Walnut Street charm could be casualty of Russ Avenue widening
Although many property owners and residents have lauded what they call a “much needed” widening project on Waynesville’s most heavily travelled artery, they’ve universally decried the North Carolina Department of Transportation’s plans for Russ Avenue as detrimental to one of the town’s most aesthetically significant corridors.
Walnut Street runs north from North Main Street to the foot of Russ Avenue before snaking eastward, where it rejoins North Main. Along the way, it plays host to historic homes, huge trees and brick walls that confer upon the area a unique character not found in other quarters of town.
“In as much as Waynesville has a historic neighborhood, Walnut Street is it,” said Charles McDarris, owner of two Walnut Street properties.
McDarris, along with two dozen other concerned citizens, attended a meeting of the Waynesville Board of Aldermen Dec. 13 to voice their concerns about the project, which has generated substantial discord. At issue is the potential for Walnut Street widening that would result in dramatic changes to the neighborhood.
Waynesville Mayor Gavin Brown said that he and other aldermen had received numerous complaints about NCDOT’s plan, which prompted him to take the unusual step of altering the meeting’s agenda beforehand, allowing for about an hour’s worth of unofficial public comments intended to help the town board take a formal position on the project.
McDarris also appeared at the Dec. 7 meeting of the Town of Waynesville’s Historic Preservation Commission. His two properties — referred to as the Stringfield residences at 28 and 52 Walnut Street — have been refurbished and contain many of the original interior and exterior features that make them distinctive today.
He told the commission that he’d received a letter from NCDOT that informed him a “significant potion” of the front yard of his buildings would fall victim to a new lane of traffic, a bike lane, and new sidewalks taking with them a 120 year-old maple tree and a 100 year-old brick wall.
Many of the structures in the area date to the 1920s, with several significantly older. When commission member Alex McKay addressed the town aldermen, he said the list of names of original homeowners reads like a “who’s who” of town history.
“Seventeen houses are on this affected area of Walnut Street, and 16 of those are contributing factors to the historic district,” McKay said.
The project has been in the works since at least 2006. Waynesville’s four-year study of possible improvements for Russ Avenue was finished in 2010 and resulted in recommendations meant to alleviate traffic and make allowances for future growth on Russ from the railroad bridge near O’Reilly Auto Parts on up to the Great Smoky Mountains Expressway interchange.
However, when NCDOT officials presented its plan to Waynesville Development Services Director Elizabeth Teague, she found that a portion of Walnut Street had been included in the proposal, despite what Teague said was “specific” instruction against such inclusion.

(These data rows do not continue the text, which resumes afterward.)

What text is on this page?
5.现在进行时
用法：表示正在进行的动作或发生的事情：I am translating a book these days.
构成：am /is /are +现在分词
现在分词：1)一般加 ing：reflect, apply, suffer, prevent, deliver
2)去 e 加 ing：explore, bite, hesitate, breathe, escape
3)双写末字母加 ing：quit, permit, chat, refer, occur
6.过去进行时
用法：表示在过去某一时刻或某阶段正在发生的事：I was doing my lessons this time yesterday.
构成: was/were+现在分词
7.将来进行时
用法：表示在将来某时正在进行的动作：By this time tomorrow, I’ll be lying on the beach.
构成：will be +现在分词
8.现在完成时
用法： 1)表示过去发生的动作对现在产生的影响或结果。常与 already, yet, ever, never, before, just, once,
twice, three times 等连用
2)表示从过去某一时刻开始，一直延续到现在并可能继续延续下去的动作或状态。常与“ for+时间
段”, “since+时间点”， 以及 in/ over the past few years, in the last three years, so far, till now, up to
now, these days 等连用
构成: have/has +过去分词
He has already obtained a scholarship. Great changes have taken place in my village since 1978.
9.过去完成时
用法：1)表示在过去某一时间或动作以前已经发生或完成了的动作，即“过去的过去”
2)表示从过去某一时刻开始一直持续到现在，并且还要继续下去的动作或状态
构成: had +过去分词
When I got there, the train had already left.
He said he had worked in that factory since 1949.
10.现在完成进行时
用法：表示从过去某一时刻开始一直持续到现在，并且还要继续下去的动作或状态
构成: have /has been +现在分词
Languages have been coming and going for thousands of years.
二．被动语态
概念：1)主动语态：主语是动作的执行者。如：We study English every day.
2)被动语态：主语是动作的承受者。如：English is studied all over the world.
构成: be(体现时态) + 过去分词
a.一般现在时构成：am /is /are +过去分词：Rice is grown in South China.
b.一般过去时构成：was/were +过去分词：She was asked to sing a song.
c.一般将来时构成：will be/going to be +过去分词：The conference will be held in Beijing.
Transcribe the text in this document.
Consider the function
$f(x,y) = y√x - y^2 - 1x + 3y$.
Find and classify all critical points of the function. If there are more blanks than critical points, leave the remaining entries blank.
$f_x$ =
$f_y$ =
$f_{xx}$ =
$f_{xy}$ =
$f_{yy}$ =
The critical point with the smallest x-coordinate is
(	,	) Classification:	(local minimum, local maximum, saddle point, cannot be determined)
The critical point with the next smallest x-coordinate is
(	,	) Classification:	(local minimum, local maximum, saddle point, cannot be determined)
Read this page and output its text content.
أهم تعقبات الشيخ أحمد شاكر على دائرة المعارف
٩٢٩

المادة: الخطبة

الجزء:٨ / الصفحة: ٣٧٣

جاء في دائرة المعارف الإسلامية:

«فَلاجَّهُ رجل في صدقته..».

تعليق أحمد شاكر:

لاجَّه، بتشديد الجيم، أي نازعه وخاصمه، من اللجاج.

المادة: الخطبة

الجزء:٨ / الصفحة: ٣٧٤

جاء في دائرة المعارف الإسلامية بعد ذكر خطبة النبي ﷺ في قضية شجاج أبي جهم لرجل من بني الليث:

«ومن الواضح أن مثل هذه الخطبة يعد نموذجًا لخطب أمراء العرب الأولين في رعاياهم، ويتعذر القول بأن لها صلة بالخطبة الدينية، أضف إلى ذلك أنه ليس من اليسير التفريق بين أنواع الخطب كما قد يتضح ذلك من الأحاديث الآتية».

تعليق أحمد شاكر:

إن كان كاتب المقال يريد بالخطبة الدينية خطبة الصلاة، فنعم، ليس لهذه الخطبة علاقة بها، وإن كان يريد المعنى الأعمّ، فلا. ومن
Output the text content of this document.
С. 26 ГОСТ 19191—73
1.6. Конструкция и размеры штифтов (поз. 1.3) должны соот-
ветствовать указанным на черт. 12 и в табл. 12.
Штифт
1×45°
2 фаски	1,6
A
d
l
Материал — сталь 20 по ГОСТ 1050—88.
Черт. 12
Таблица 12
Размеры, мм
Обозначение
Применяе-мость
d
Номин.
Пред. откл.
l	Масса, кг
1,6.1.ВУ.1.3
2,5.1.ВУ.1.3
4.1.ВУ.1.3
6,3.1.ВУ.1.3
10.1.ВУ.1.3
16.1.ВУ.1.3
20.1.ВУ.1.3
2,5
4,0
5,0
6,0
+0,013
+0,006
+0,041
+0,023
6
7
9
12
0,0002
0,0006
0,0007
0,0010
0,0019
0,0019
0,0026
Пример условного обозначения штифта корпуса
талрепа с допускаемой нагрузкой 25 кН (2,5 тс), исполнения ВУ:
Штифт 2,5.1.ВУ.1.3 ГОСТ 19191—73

“It’s been on our radar screen since 2008 or 2009,” Brown said. “The area we are discussing tonight [Walnut Street] is very new, and has not even been discussed by this board. It’ frustrates me like it does you that maybe DOT and their consultants just got ahead of themselves.”
Brown stressed that while the town wouldn’t be the deciding authority on what sort of work — if any — is done on Walnut Street, he said the town could be “influential” in the decisionmaking process, imploring homeowners to contact NCDOT with their opinions.
“What we’re going to do is, we do have a meeting on the 10th [of January] and comment has to be in by the 13th. I’m going to ask for the board’s consent that we fully look at this issue from the town’s perspective.”
He said the town would take a stance consistent with the town’s land design standards, pedestrian plan and the coments of the community at the Jan 10. meeting.
The Historic Preservation Commission also appears poised to take a stand on the issue; the commission’s meeting agenda for its Jan. 4 meeting lists one business item as “discussion of a resolution to NCDOT regarding concerns about the inclusion of a portion of the Spread out Historic District in the Russ Avenue Historic plan.”
Given that commission chair Sandra Owens told the town aldermen that the commission was “definitely not in favor” of the Walnut Street section of the project, it’s likely the commission will take the same position as the town.
There are a few ways citizens can still voice their opinions on the Russ Avenue widening project.
•The Town of Waynesville’s regularly scheduled board meeting is set for 6:30 p.m. Tuesday, Jan. 10, at 16 S. Main St.
•The Town of Waynesville’s Historic Preservation Commission will meet at 2 p.m. Wednesday, Jan. 4, also at 16 S. Main St.